How to organize containers "horizontally" inside Kubernetes pods?

9/28/2015

So I'm trying to wrap my head around what exactly a typical Kubernetes pod looks like. According to their docs, a pod:

"A pod (as in a pod of whales or pea pod) corresponds to a colocated group of applications running with a shared context."

Later in that same article:

"Pods can be used to host vertically integrated application stacks, but their primary motivation is to support co-located..."

OK, so you can organize a single pod as your entire vertical stack (from DB to web app). But apparently that's not typically how it's organized, so I assume that typically a "horizontal" organization is preferred (why??).

But to me, horizontal layering/stratification implies that you'll only have one container in a pod, because typically in each tier of service (web, app, cache, db, etc.) you'll have one type of component.

Let's take a concrete example. Say we have the following vertical stack of tiers:

  • Web frontend containers; Grails or Spring MVC web/app server
  • Microservices containers; RESTful web services where core business logic lives
  • Message broker (say RabbitMQ) containers
  • Microservice cache (some services have distributed Hazelcast cache clusters sitting between them and their DB/backing store) containers
  • MySQL DB cluster containers
  • MongoDB cluster containers
  • 3rd party RESTful cloud API (say SalesForce or Stripe or something similar)

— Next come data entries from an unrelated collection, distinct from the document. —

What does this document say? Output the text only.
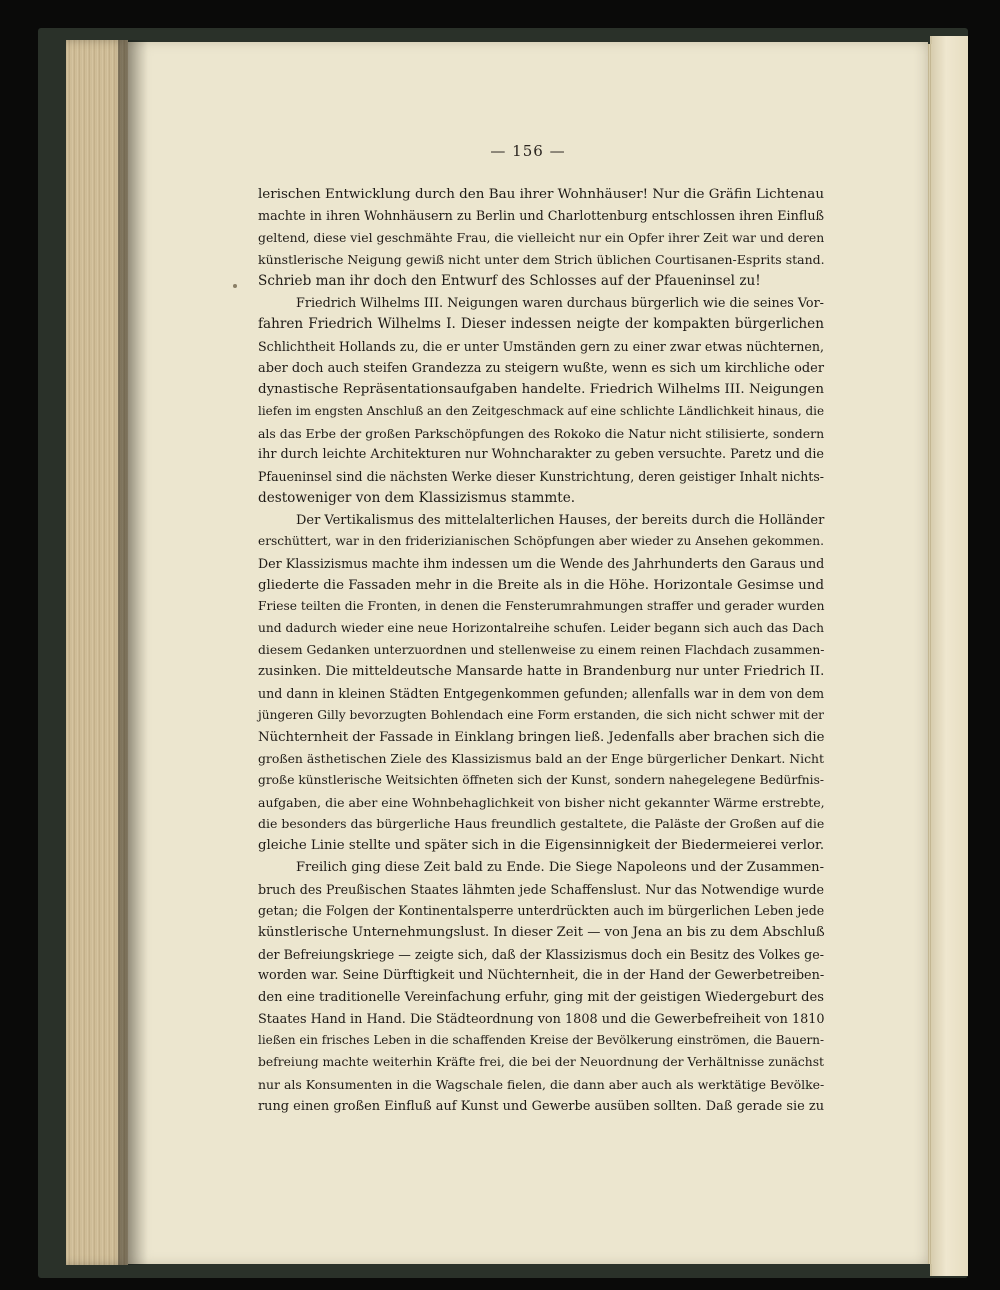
— 156 —
lerischen Entwicklung durch den Bau ihrer Wohnhäuser! Nur die Gräfin Lichtenau
machte in ihren Wohnhäusern zu Berlin und Charlottenburg entschlossen ihren Einfluß
geltend, diese viel geschmähte Frau, die vielleicht nur ein Opfer ihrer Zeit war und deren
künstlerische Neigung gewiß nicht unter dem Strich üblichen Courtisanen-Esprits stand.
Schrieb man ihr doch den Entwurf des Schlosses auf der Pfaueninsel zu!
Friedrich Wilhelms III. Neigungen waren durchaus bürgerlich wie die seines Vor-
fahren Friedrich Wilhelms I. Dieser indessen neigte der kompakten bürgerlichen
Schlichtheit Hollands zu, die er unter Umständen gern zu einer zwar etwas nüchternen,
aber doch auch steifen Grandezza zu steigern wußte, wenn es sich um kirchliche oder
dynastische Repräsentationsaufgaben handelte. Friedrich Wilhelms III. Neigungen
liefen im engsten Anschluß an den Zeitgeschmack auf eine schlichte Ländlichkeit hinaus, die
als das Erbe der großen Parkschöpfungen des Rokoko die Natur nicht stilisierte, sondern
ihr durch leichte Architekturen nur Wohncharakter zu geben versuchte. Paretz und die
Pfaueninsel sind die nächsten Werke dieser Kunstrichtung, deren geistiger Inhalt nichts-
destoweniger von dem Klassizismus stammte.
Der Vertikalismus des mittelalterlichen Hauses, der bereits durch die Holländer
erschüttert, war in den friderizianischen Schöpfungen aber wieder zu Ansehen gekommen.
Der Klassizismus machte ihm indessen um die Wende des Jahrhunderts den Garaus und
gliederte die Fassaden mehr in die Breite als in die Höhe. Horizontale Gesimse und
Friese teilten die Fronten, in denen die Fensterumrahmungen straffer und gerader wurden
und dadurch wieder eine neue Horizontalreihe schufen. Leider begann sich auch das Dach
diesem Gedanken unterzuordnen und stellenweise zu einem reinen Flachdach zusammen-
zusinken. Die mitteldeutsche Mansarde hatte in Brandenburg nur unter Friedrich II.
und dann in kleinen Städten Entgegenkommen gefunden; allenfalls war in dem von dem
jüngeren Gilly bevorzugten Bohlendach eine Form erstanden, die sich nicht schwer mit der
Nüchternheit der Fassade in Einklang bringen ließ. Jedenfalls aber brachen sich die
großen ästhetischen Ziele des Klassizismus bald an der Enge bürgerlicher Denkart. Nicht
große künstlerische Weitsichten öffneten sich der Kunst, sondern nahegelegene Bedürfnis-
aufgaben, die aber eine Wohnbehaglichkeit von bisher nicht gekannter Wärme erstrebte,
die besonders das bürgerliche Haus freundlich gestaltete, die Paläste der Großen auf die
gleiche Linie stellte und später sich in die Eigensinnigkeit der Biedermeierei verlor.
Freilich ging diese Zeit bald zu Ende. Die Siege Napoleons und der Zusammen-
bruch des Preußischen Staates lähmten jede Schaffenslust. Nur das Notwendige wurde
getan; die Folgen der Kontinentalsperre unterdrückten auch im bürgerlichen Leben jede
künstlerische Unternehmungslust. In dieser Zeit — von Jena an bis zu dem Abschluß
der Befreiungskriege — zeigte sich, daß der Klassizismus doch ein Besitz des Volkes ge-
worden war. Seine Dürftigkeit und Nüchternheit, die in der Hand der Gewerbetreiben-
den eine traditionelle Vereinfachung erfuhr, ging mit der geistigen Wiedergeburt des
Staates Hand in Hand. Die Städteordnung von 1808 und die Gewerbefreiheit von 1810
ließen ein frisches Leben in die schaffenden Kreise der Bevölkerung einströmen, die Bauern-
befreiung machte weiterhin Kräfte frei, die bei der Neuordnung der Verhältnisse zunächst
nur als Konsumenten in die Wagschale fielen, die dann aber auch als werktätige Bevölke-
rung einen großen Einfluß auf Kunst und Gewerbe ausüben sollten. Daß gerade sie zu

These are fairly typical components in an app stack. If we went against Kubernetes' own advice, and created "vertically-aligned" pods, each pod would consist of 1 type of container for each tier (the web/app server, each microservice, each DB, etc.).

But how would a horizontally-aligned pod be organized? What containers would go in which pods?

-- smeeb
architecture
docker
kubernetes

1 Answer

9/29/2015

A Pod is the basic scheduling unit in Kubernetes. It is the common case that a pod will only have a single container running in it, as most containers can be scheduled independently (i.e. they do not need to be co-located on the same machine).

With regards to your example, you could put most containers in individual pods, and use a Replication Controller to horizontally scale the number of replicas of each Pod (and therefore container) as needed. Along with your replication controller, you'll also want a Service to load balance between the replicas. Vertical tiers could be organized using labels on the pods/replication controllers/services, such as tier=message_broker.

Edit:

The reason it's not a good idea to put your entire stack in a single pod is it limits your flexibility:

  • It forces your entire stack to be scheduled on a single machine, which could make scheduling more difficult if machines lack some of the necessary resources.
  • Individual components cannot be scaled independently (e.g. if you need more frontend replicas to handle traffic, but your DB is only used for a small number of queries)
  • All the containers would need to agree on which ports to use. Each pod has a unique IP, so containers running in separate pods can use the same ports.